Dans ce cadre, le budget affecté à la formation continue a été triplé. Les matières du programme enseignées sont suffisamment adaptées aux exigences du terrain de même que les instituts disposent d’enseignants suffisamment formés et ayant cumulé des expériences.

Lors de la formation de base et grâce à la formation continue, l’accent est mis sur les soft skills des infirmiers. Les thématiques dispensées aux infirmiers portent en général sur les skills indispensables pour assurer un rapport meilleur entre l’infirmier et le patient.

Parmi ces soft-skills enseignés, qui contribuent aussi au développement personnel des infirmiers et techniciens de santé, je cite : l’empathie, les capacités de communication, l’intelligence émotionnelle, la capacité à travailler en équipe, la gestion de stress, la capacité de gérer le temps, l’éthique au travail, la confiance en soi et le leadership.


- A quel point le recours à l’intelligence artificielle serait une valeur ajoutée aux savoir, savoir-faire et savoir-être des infirmiers ?

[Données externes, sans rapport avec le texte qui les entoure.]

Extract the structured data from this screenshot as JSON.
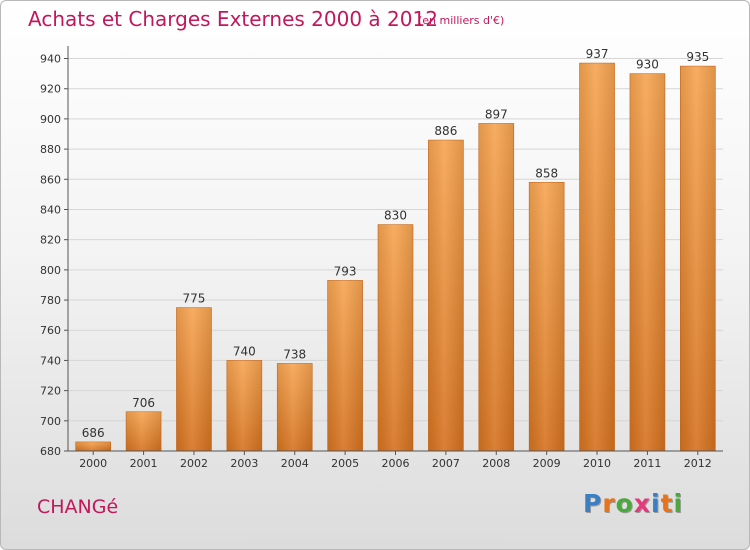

- Le recours à l’intelligence artificielle serait une valeur ajoutée aux savoir, savoir-faire et savoir-être des infirmiers. Il permettra d’aboutir rapidement aux résultats puisque les solutions d’IA permettent aux professionnels de santé d’explorer rapidement des dossiers pour retrouver les principaux concepts et sujets qui les aideront à accompagner et à soigner un individu. Les professionnels de la santé peuvent extraire rapidement des informations précises, pertinentes et factuelles préalablement organisées par leurs homologues. Ils peuvent ainsi communiquer entre eux rapidement et faiblement.